Saturday, October 3, 2009

Toy Story 3D Double Feature


Available in theaters now is a double feature of Toy Story and Toy Story 2. This time, they've been re-rendered the entire film from the original 3D mesh data. When the first Toy Story movie came out, the huge computer grid that they used to render (calculate the 3D imagery of each frame) took over an hour for each frame. Considering there are 24 frames per second in a movie, that's over a day of waiting for every one second of final footage. And that was not for a 3D display. OK, OK, so this gets a little confusing... The original was 3D, but it wasn't 3D? Yes. You see, the computer was "aware" of a 3D scene and 3D objects and calculated the lighting, reflectivity, transparency, etc... to display each frame of the movie. Each frame is a 2D image (just like a photograph is a 2D image). Even if what you're taking a picture of is real life 3D, the photograph itself is only 2D. That's how the original Toy Story movie was. It was a 2D representation of a 3D environment, but when you watched the movie, you saw it in 2D (just like any movie).

Today's new release of the old Toy Story 1 and 2 is different. They rendered all of the frames again, this time with MUCH faster computers (more on that in a moment). Then they told the computers to do it all over again, but this time from an angle about 2 virtual inches to the right. So now, they've got TWO versions of both movies, each version shot with a virtual camera a couple of inches to the right (or was it to the left) of the original camera.

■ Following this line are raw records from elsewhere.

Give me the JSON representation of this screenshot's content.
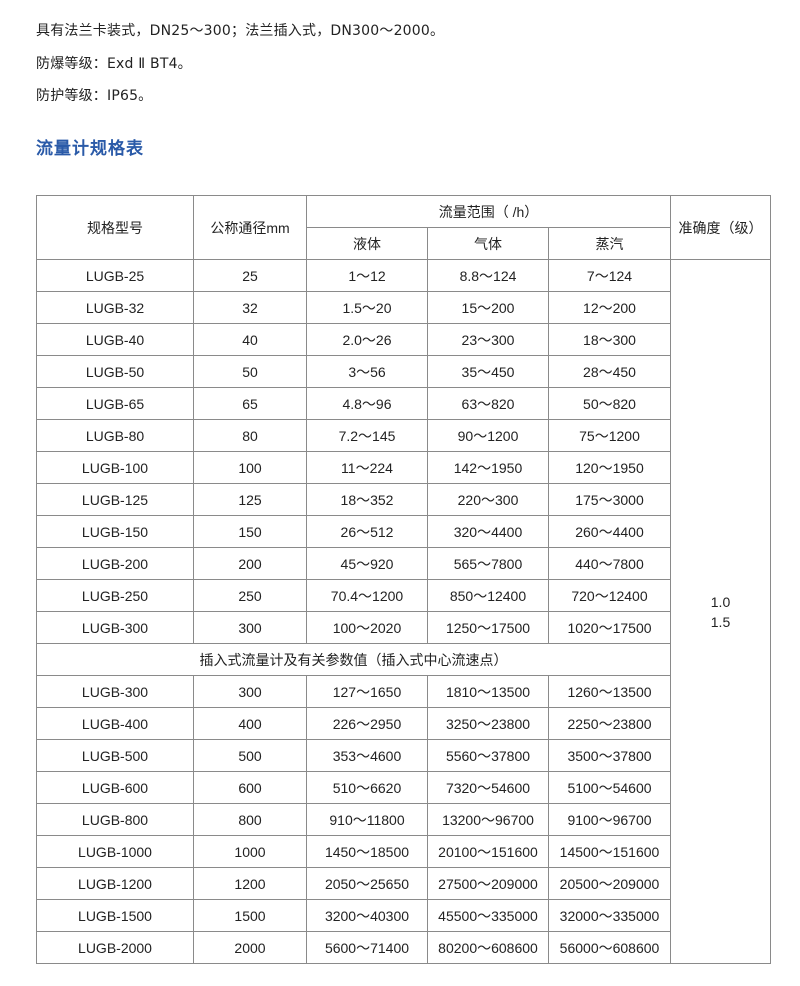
{
  "intro": [
    "具有法兰卡装式，DN25～300；法兰插入式，DN300～2000。",
    "防爆等级：Exd Ⅱ BT4。",
    "防护等级：IP65。"
  ],
  "section_title": "流量计规格表",
  "table": {
    "headers": {
      "model": "规格型号",
      "diameter": "公称通径mm",
      "flow_range": "流量范围（    /h）",
      "liquid": "液体",
      "gas": "气体",
      "steam": "蒸汽",
      "accuracy": "准确度（级）"
    },
    "accuracy_values": [
      "1.0",
      "1.5"
    ],
    "flange_rows": [
      [
        "LUGB-25",
        "25",
        "1～12",
        "8.8～124",
        "7～124"
      ],
      [
        "LUGB-32",
        "32",
        "1.5～20",
        "15～200",
        "12～200"
      ],
      [
        "LUGB-40",
        "40",
        "2.0～26",
        "23～300",
        "18～300"
      ],
      [
        "LUGB-50",
        "50",
        "3～56",
        "35～450",
        "28～450"
      ],
      [
        "LUGB-65",
        "65",
        "4.8～96",
        "63～820",
        "50～820"
      ],
      [
        "LUGB-80",
        "80",
        "7.2～145",
        "90～1200",
        "75～1200"
      ],
      [
        "LUGB-100",
        "100",
        "11～224",
        "142～1950",
        "120～1950"
      ],
      [
        "LUGB-125",
        "125",
        "18～352",
        "220～300",
        "175～3000"
      ],
      [
        "LUGB-150",
        "150",
        "26～512",
        "320～4400",
        "260～4400"
      ],
      [
        "LUGB-200",
        "200",
        "45～920",
        "565～7800",
        "440～7800"
      ],
      [
        "LUGB-250",
        "250",
        "70.4～1200",
        "850～12400",
        "720～12400"
      ],
      [
        "LUGB-300",
        "300",
        "100～2020",
        "1250～17500",
        "1020～17500"
      ]
    ],
    "insert_caption": "插入式流量计及有关参数值（插入式中心流速点）",
    "insert_rows": [
      [
        "LUGB-300",
        "300",
        "127～1650",
        "1810～13500",
        "1260～13500"
      ],
      [
        "LUGB-400",
        "400",
        "226～2950",
        "3250～23800",
        "2250～23800"
      ],
      [
        "LUGB-500",
        "500",
        "353～4600",
        "5560～37800",
        "3500～37800"
      ],
      [
        "LUGB-600",
        "600",
        "510～6620",
        "7320～54600",
        "5100～54600"
      ],
      [
        "LUGB-800",
        "800",
        "910～11800",
        "13200～96700",
        "9100～96700"
      ],
      [
        "LUGB-1000",
        "1000",
        "1450～18500",
        "20100～151600",
        "14500～151600"
      ],
      [
        "LUGB-1200",
        "1200",
        "2050～25650",
        "27500～209000",
        "20500～209000"
      ],
      [
        "LUGB-1500",
        "1500",
        "3200～40300",
        "45500～335000",
        "32000～335000"
      ],
      [
        "LUGB-2000",
        "2000",
        "5600～71400",
        "80200～608600",
        "56000～608600"
      ]
    ]
  }
}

When you go see this double-header in the theater, the projector will be projecting BOTH the left camera image AND the right camera image onto the movie screen at the SAME TIME. Without 3D glasses, the images will look fuzzy with both images overlapping each other. Put the 3D glasses on and the left lens blocks the right-eye image so your left eye sees ONLY the left image. Vice versa for the right eye. The result? Your brain interprets the scene as true 3D space. You'll experience woody and crew right up in your face or waaaay back, sunken into the screen. Everything will have the perception of actually "being there".

How fast does it take Pixar's computers to render a full length feature film? Well, in 1994 and 1995, when the first Toy Story movie was created, their multi-million dollar bank of computers took over an hour per frame. With 24 frames per second and a feature length of 81 minutes, that's 116,640 frames and even more than 116,640 hours to render all the frames. But, that was in 1995. Today's computers are MUCH faster. In fact, they're SO MUCH FASTER that their new set of computers were able to render the movie at one frame every 1/24th of a second. For those of you not doing your math, that's REAL TIME. In other words, the computers are able to render the movie as fast as the movie plays in real time. So, in 2009, it took them 81 minutes to render the 81 minute movie. That's 86,400 times faster!!! But WAIT! Remember when I said they rendered TWO frames for each frame for the new 3D versions? (one for the left eye and one for the right eye)? So DOUBLE that speed to 172,800 times faster in 2009 than in 1995!

How's THAT for progress??

But, you'd better hurry! It's only going to be in theaters for 2 weeks and it started on October 2, 2009!